Capítulo 01 - Sábado
written by Emanuel Souza
Capítulo 01 - Sábado
O manto escuro da noite ganha tons acinzentados à medida que os primeiros raios do dia despontam no horizonte levando consigo os resquícios de sonhos intranquilos. O céu sem nuvens desliza quantas vindos do espaço, derramando sobre a cidade as debutantes luzes do dia. Um fio de luz mergulha entre as cortinas entreabertas de um quarto no quinto andar, a poucos metros da praia de Icaraí, em Niterói. O fio de luz sutil esgueira pelo quarto, encontrando as pálpebras do corpo que dorme. Estou dormindo, prestes a acordar. A penumbra da madrugada dissipa o ambiente bagunçado. O quarto não é meu, estou temporariamente, enquanto me organizo e consigo um novo lugar para morar. O quarto pertence a Dean, que divide o apartamento com outros dois amigos, Castelo e Simão. Dean viaja muito, neste momento está em Goiás, programado para estar de volta na quarta. Hoje é sábado.

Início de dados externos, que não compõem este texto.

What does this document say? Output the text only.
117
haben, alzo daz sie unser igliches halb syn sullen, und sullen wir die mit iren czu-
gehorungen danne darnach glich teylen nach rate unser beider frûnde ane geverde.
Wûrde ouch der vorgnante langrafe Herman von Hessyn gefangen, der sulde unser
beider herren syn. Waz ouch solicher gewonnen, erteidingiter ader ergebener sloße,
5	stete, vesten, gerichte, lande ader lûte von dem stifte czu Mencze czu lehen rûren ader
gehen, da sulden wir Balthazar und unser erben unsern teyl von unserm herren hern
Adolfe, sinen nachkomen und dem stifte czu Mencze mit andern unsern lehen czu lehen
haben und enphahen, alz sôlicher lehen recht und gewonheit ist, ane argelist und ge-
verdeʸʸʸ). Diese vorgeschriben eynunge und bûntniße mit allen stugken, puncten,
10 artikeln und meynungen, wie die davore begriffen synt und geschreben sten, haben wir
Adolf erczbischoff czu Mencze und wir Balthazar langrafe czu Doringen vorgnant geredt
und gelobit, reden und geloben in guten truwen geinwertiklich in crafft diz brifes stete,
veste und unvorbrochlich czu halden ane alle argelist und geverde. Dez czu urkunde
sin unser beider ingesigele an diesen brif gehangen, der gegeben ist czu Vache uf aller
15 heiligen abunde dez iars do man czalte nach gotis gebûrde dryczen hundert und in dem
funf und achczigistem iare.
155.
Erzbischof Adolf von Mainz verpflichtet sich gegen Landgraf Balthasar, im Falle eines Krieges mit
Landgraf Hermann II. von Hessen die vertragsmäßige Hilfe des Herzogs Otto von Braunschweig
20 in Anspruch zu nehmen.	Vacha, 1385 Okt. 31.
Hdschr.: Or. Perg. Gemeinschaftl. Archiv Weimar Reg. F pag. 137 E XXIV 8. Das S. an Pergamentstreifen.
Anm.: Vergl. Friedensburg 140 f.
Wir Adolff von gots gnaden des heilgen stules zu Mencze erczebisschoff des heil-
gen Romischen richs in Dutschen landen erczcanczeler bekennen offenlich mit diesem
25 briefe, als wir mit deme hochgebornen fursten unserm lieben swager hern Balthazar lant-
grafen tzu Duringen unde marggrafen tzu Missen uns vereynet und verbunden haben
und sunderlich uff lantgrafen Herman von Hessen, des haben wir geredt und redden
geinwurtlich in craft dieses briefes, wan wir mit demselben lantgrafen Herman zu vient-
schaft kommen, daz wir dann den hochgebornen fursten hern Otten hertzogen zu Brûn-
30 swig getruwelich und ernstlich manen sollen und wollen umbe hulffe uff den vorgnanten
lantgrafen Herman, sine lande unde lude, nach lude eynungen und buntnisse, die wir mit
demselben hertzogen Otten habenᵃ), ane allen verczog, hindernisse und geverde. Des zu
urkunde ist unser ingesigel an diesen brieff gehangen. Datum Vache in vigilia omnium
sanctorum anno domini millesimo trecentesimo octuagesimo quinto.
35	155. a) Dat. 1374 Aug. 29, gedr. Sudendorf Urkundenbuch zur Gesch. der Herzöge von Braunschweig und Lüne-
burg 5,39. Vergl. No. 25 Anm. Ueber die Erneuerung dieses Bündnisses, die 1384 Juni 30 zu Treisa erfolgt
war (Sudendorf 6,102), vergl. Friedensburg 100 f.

O fio de luz solitário ganha companhia, agora é suficiente para acordar o corpo que deseja permanecer inerte. Deixa a cama, alcançada a realidade caminha até o banheiro, Preciso de água, hidratar as moléculas ressecadas pelo álcool, um leve incômodo de ressaca no estômago. A casa está em completo silêncio, mesmo o trânsito da rua, normalmente intenso e barulhento, está tranquilo. Penso sobre o horário, sobre como deve ser cedo. Não procuro as horas, deixo o banheiro e caminho até o terraço. O apartamento é um achado, em meio às fortunas da especulação imobiliária habitamos uma cobertura em um dos bairros mais caros da cidade. Um antigo prédio de cinco andares com um problema moderno, sem elevador. O que torna o quinto andar com seu interminável lance de escadas um imóvel pouco atrativo. O apartamento divide andar com uma grande área aberta de uso comum, entretanto, subutilizada pelos outros inquilinos do edifício, o que a torna praticamente uma extensão da casa, nossa sala de estar a céu aberto, escritório beat estampado de fumaça e estrelas. Estico uma cadeira de praia, deito reptilianamente deixando os poros absorverem a aurora.
Quando o calor do sol muda de conforto para incômodo a pele pede abrigo ao interior. O apartamento ainda está silencioso, a rua já está agitada e barulhenta. Ligo o computador e coloco Hendrix para tocar enquanto aperto um baseado. Deixo a fumaça entrar em meu corpo, da mesma forma a música, vibrações inaladas e acordes. Ando pelo aposento, abro a janela deixando banhar claridade. O fluxo canábico toma o corpo, deixando os membros leves e as extremidades esfumaçadas, o primal prazer de existir, simples conexão fluida com o agora e o mundo. Aproveitando a onda o corpo se movimenta pelas limitações do ambiente, deslizando em cadência, sentindo a música, magia e distorções. Com um mergulho me fuso com o colchão, deixando a leve brisa em comando.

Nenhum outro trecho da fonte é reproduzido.